Every month or so, in recent years, we receive from the USPTO a Notice to File Corrected Application Papers (NTFCAP) in a recently filed patent application that says our drawings are not good enough.  What we find to be frustrating and annoying about this is that invariably the application is a continuation or a divisional of an application in which the drawings were good enough. Today I filed a request to have such a Notice withdrawn.  Here is what I wrote: 

First, the present application is a continuation of US patent application number A2 which the USPTO published on March 8, 2018 as publication number PUB2. Attached hereto is a copy of Sheet 2 of that publication. As may be seen, the USPTO did electronically reproduce exactly that figure 2. Thus the view expressed in the Notice that the figure 2 is “not electronically reproducible” is in error. Indeed the way that the undersigned obtained the figure 2 that is in the present application file is by downloading the figure from the official USPTO file for A2. If the figure was good enough for A2, it is good enough for [the present] US patent application.

Second, A2 is a continuation of A1 which the USPTO published on February 16, 2017 as publication number PUB1. Attached hereto is a copy of Sheet 2 of that publication. As may be seen, the USPTO did electronically reproduce exactly that figure 2. Thus the view expressed in the Notice that the figure 2 is “not electronically reproducible” is in error. Indeed the way that the undersigned obtained the figure 2 that is in A2 is by downloading the figure from the official USPTO file for A1. If the figure was good enough for A1, it is good enough for [the present] US patent application.

Third, the figure questioned in the Notice is mere “Prior art” as may be seen in the legend at the top of the sheet.

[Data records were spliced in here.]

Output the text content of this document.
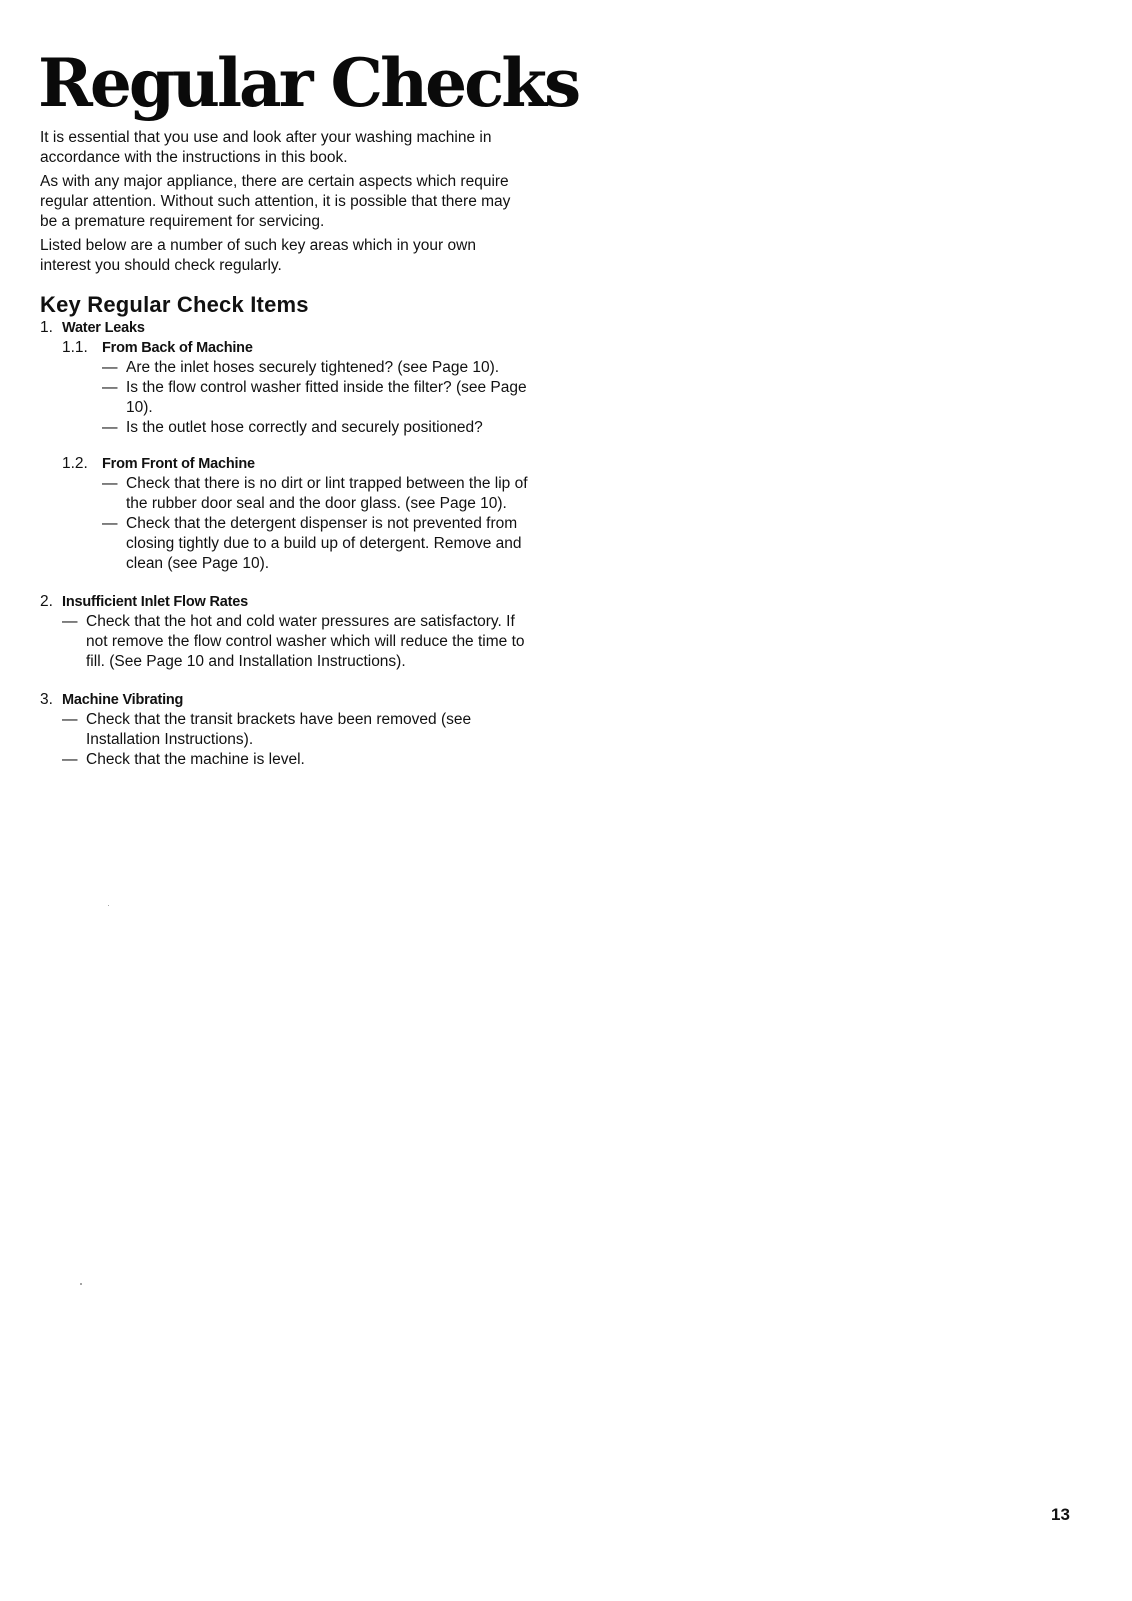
Regular Checks

It is essential that you use and look after your washing machine in accordance with the instructions in this book.

As with any major appliance, there are certain aspects which require regular attention. Without such attention, it is possible that there may be a premature requirement for servicing.

Listed below are a number of such key areas which in your own interest you should check regularly.

Key Regular Check Items
1. Water Leaks
1.1. From Back of Machine
— Are the inlet hoses securely tightened? (see Page 10).
— Is the flow control washer fitted inside the filter? (see Page 10).
— Is the outlet hose correctly and securely positioned?
1.2. From Front of Machine
— Check that there is no dirt or lint trapped between the lip of the rubber door seal and the door glass. (see Page 10).
— Check that the detergent dispenser is not prevented from closing tightly due to a build up of detergent. Remove and clean (see Page 10).
2. Insufficient Inlet Flow Rates
— Check that the hot and cold water pressures are satisfactory. If not remove the flow control washer which will reduce the time to fill. (See Page 10 and Installation Instructions).
3. Machine Vibrating
— Check that the transit brackets have been removed (see Installation Instructions).
— Check that the machine is level.
13
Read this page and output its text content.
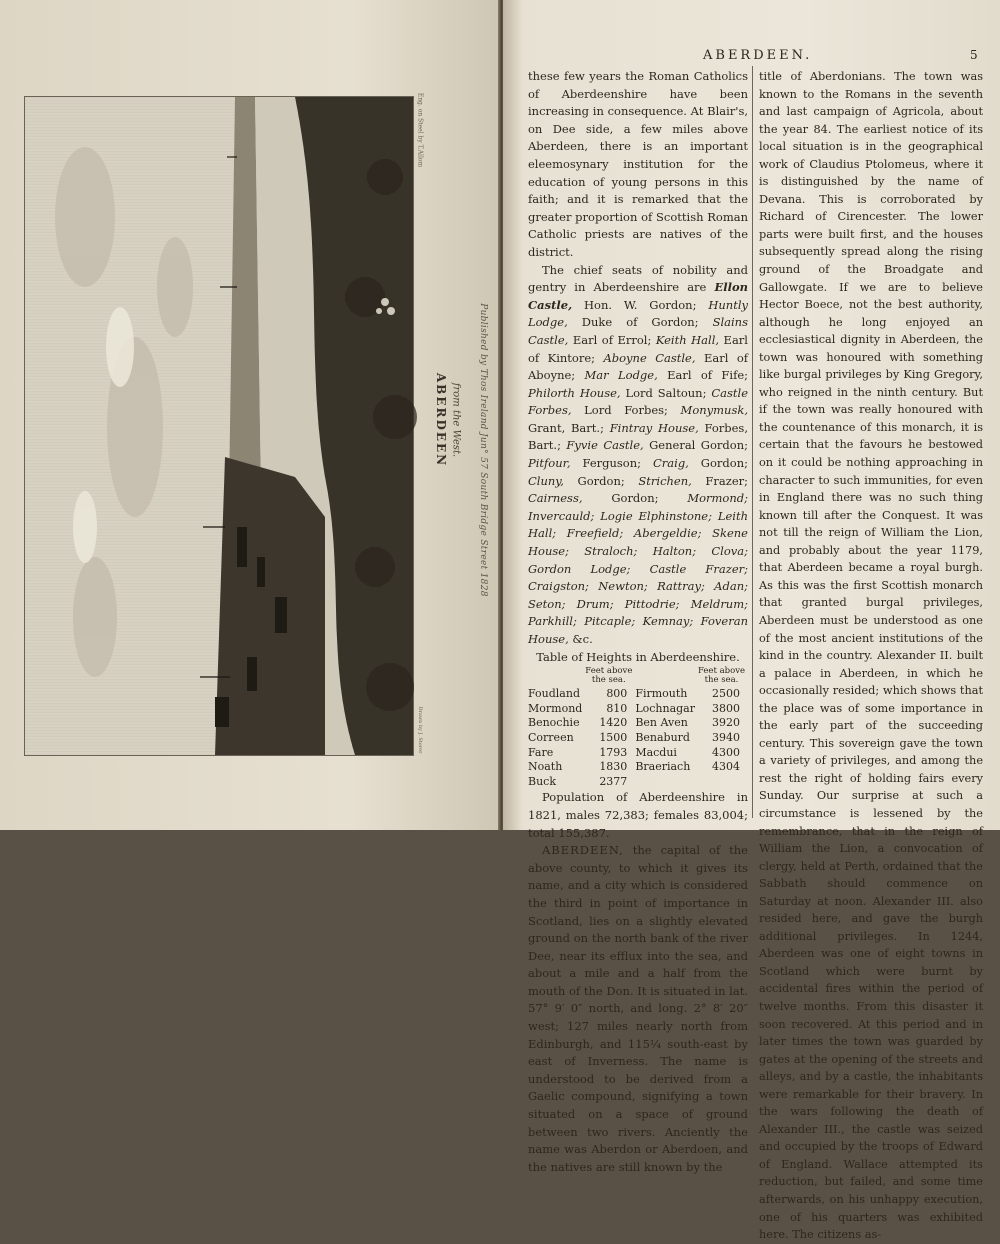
ABERDEEN from the West. Published by Thos Ireland Jun° 57 South Bridge Street 1828
Eng. on Steel by T.Allom
Drawn by J. Storer
ABERDEEN.	5

these few years the Roman Catholics of Aberdeenshire have been increasing in consequence. At Blair's, on Dee side, a few miles above Aberdeen, there is an important eleemosynary institution for the education of young persons in this faith; and it is remarked that the greater proportion of Scottish Roman Catholic priests are natives of the district.

The chief seats of nobility and gentry in Aberdeenshire are Ellon Castle, Hon. W. Gordon; Huntly Lodge, Duke of Gordon; Slains Castle, Earl of Errol; Keith Hall, Earl of Kintore; Aboyne Castle, Earl of Aboyne; Mar Lodge, Earl of Fife; Philorth House, Lord Saltoun; Castle Forbes, Lord Forbes; Monymusk, Grant, Bart.; Fintray House, Forbes, Bart.; Fyvie Castle, General Gordon; Pitfour, Ferguson; Craig, Gordon; Cluny, Gordon; Strichen, Frazer; Cairness, Gordon; Mormond; Invercauld; Logie Elphinstone; Leith Hall; Freefield; Abergeldie; Skene House; Straloch; Halton; Clova; Gordon Lodge; Castle Frazer; Craigston; Newton; Rattray; Adan; Seton; Drum; Pittodrie; Meldrum; Parkhill; Pitcaple; Kemnay; Foveran House, &c.

Table of Heights in Aberdeenshire.

	Feet above the sea.		Feet above the sea.
Foudland	800	Firmouth	2500
Mormond	810	Lochnagar	3800
Benochie	1420	Ben Aven	3920
Correen	1500	Benaburd	3940
Fare	1793	Macdui	4300
Noath	1830	Braeriach	4304
Buck	2377		

Population of Aberdeenshire in 1821, males 72,383; females 83,004; total 155,387.

ABERDEEN, the capital of the above county, to which it gives its name, and a city which is considered the third in point of importance in Scotland, lies on a slightly elevated ground on the north bank of the river Dee, near its efflux into the sea, and about a mile and a half from the mouth of the Don. It is situated in lat. 57° 9′ 0″ north, and long. 2° 8′ 20″ west; 127 miles nearly north from Edinburgh, and 115¼ south-east by east of Inverness. The name is understood to be derived from a Gaelic compound, signifying a town situated on a space of ground between two rivers. Anciently the name was Aberdon or Aberdoen, and the natives are still known by the

title of Aberdonians. The town was known to the Romans in the seventh and last campaign of Agricola, about the year 84. The earliest notice of its local situation is in the geographical work of Claudius Ptolomeus, where it is distinguished by the name of Devana. This is corroborated by Richard of Cirencester. The lower parts were built first, and the houses subsequently spread along the rising ground of the Broadgate and Gallowgate. If we are to believe Hector Boece, not the best authority, although he long enjoyed an ecclesiastical dignity in Aberdeen, the town was honoured with something like burgal privileges by King Gregory, who reigned in the ninth century. But if the town was really honoured with the countenance of this monarch, it is certain that the favours he bestowed on it could be nothing approaching in character to such immunities, for even in England there was no such thing known till after the Conquest. It was not till the reign of William the Lion, and probably about the year 1179, that Aberdeen became a royal burgh. As this was the first Scottish monarch that granted burgal privileges, Aberdeen must be understood as one of the most ancient institutions of the kind in the country. Alexander II. built a palace in Aberdeen, in which he occasionally resided; which shows that the place was of some importance in the early part of the succeeding century. This sovereign gave the town a variety of privileges, and among the rest the right of holding fairs every Sunday. Our surprise at such a circumstance is lessened by the remembrance, that in the reign of William the Lion, a convocation of clergy, held at Perth, ordained that the Sabbath should commence on Saturday at noon. Alexander III. also resided here, and gave the burgh additional privileges. In 1244, Aberdeen was one of eight towns in Scotland which were burnt by accidental fires within the period of twelve months. From this disaster it soon recovered. At this period and in later times the town was guarded by gates at the opening of the streets and alleys, and by a castle, the inhabitants were remarkable for their bravery. In the wars following the death of Alexander III., the castle was seized and occupied by the troops of Edward of England. Wallace attempted its reduction, but failed, and some time afterwards, on his unhappy execution, one of his quarters was exhibited here. The citizens as-
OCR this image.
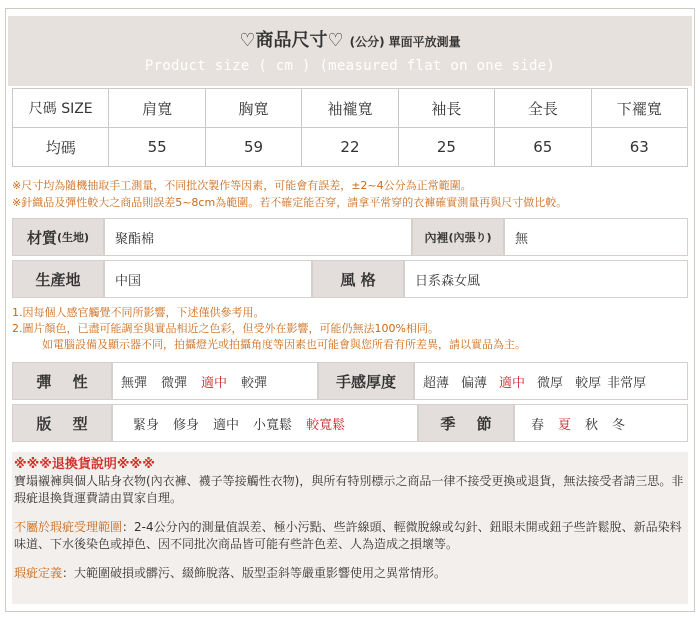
♡商品尺寸♡ (公分) 單面平放測量
Product size ( cm ) (measured flat on one side)
尺碼 SIZE	肩寬	胸寬	袖襱寬	袖長	全長	下襬寬
均碼	55	59	22	25	65	63
※尺寸均為隨機抽取手工測量，不同批次製作等因素，可能會有誤差，±2~4公分為正常範圍。
※針織品及彈性較大之商品則誤差5~8cm為範圍。若不確定能否穿，請拿平常穿的衣褲確實測量再與尺寸做比較。
材質 (生地)	聚酯棉	內裡 (內張り)	無
生產地	中国	風 格	日系森女風
1.因每個人感官觸覺不同所影響，下述僅供參考用。
2.圖片顏色，已盡可能調至與實品相近之色彩，但受外在影響，可能仍無法100%相同。
如電腦設備及顯示器不同，拍攝燈光或拍攝角度等因素也可能會與您所看有所差異，請以實品為主。
彈 性	無彈 微彈 適中 較彈	手感厚度	超薄 偏薄 適中 微厚 較厚 非常厚
版 型	緊身 修身 適中 小寬鬆 較寬鬆	季 節	春 夏 秋 冬
※※※退換貨說明※※※

寶塌襯褲與個人貼身衣物(內衣褲、襪子等接觸性衣物)，與所有特別標示之商品一律不接受更換或退貨，無法接受者請三思。非瑕疵退換貨運費請由買家自理。

不屬於瑕疵受理範圍：2-4公分內的測量值誤差、極小污點、些許線頭、輕微脫線或勾針、鈕眼未開或鈕子些許鬆脫、新品染料味道、下水後染色或掉色、因不同批次商品皆可能有些許色差、人為造成之損壞等。

瑕疵定義：大範圍破損或髒污、綴飾脫落、版型歪斜等嚴重影響使用之異常情形。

As such, the importance and significance of the figure is not the same as the importance of other figures that are not “Prior art”.

For all of these reasons, it is respectfully requested that the Notice be withdrawn.

It will be interesting to see if the USPTO withdraws the Notice.  

What do you think?  Have you succeeded in getting such a Notice withdrawn?  Please post a comment below.

6 Replies to “Drawings that are good enough and then not good enough”

  1. We had the same situation (the drawings had issued in a patent in the parent), and tried to file a response similar to what is listed in your post. Not only did the PTO not withdraw the Notice, they issued a Notice of Incomplete Response (because no replacement drawings were filed), and since it took quite a while for the Notice of Incomplete Response to issue, we ended up paying extension of time fees which was extremely frustrating. I have also spent quite a bit of time on the phone with the AAU trying have these types of Notices withdrawn, but have never had any luck. They always insist that we must file replacement drawings. I will be interested to hear what happens with your response!

  2. I get this kind of crap in about 1 in 4 continuations (including bypass continuations, where the drawings were okay for a PCT publication).

    I usually just refile exactly the same drawings (often with the figure number in a different font). And when I do that the replacement drawings have always been accepted.

  3. I do what BS does, and it always works. Merely file a response to the notice, filing the exact same drawings again, as replacement sheets. I don’t even change the figure number font.

  4. We are filing a response today to a NFCAP with this issue as well. I was wondering if anyone else has encountered an issue in Patent Center: “The PDF file contains multiple layers and must be flattened prior to submission”. Oddly, if I upload the same document into EFS Web I do not receive this message. Thank you.

    1. Yes from the earliest alpha test days of Patentcenter it has been the case that Patentcenter will often puke on a PDF file that EFS-Web thinks is just hunky-dory. In our office whenever either system pukes on a PDF, the sure-fire way to make the problem go away is to use the free software CutePDF and just print the offending file to CutePDF. Now I can guess what you are thinking here. Why can’t the USPTO developers just get a license to the free software CutePDF and whenever the situation calls for it, Patentcenter or EFS-Web could just run the PDF file through CutePDF as part of the internal processing at the USPTO.

      The other thing of course is that the USPTO systems will mangle or ruin any file that contains anything that is not a color depth of 1 bit per pixel (anything other than pure black and white). They halftone the image, which spreads the information content of each pixel into several of the adjacent pixels. If you are the Marvel company printing comic books in the 1950’s, this halftoning approach is a feature, not a bug, because it permits a single-color ink and a simple printing process to yield fairly reader-friendly color gradations. But if you are a patent office in this century, it is a bug, not a feature, because it blurs the image often beyond recognition.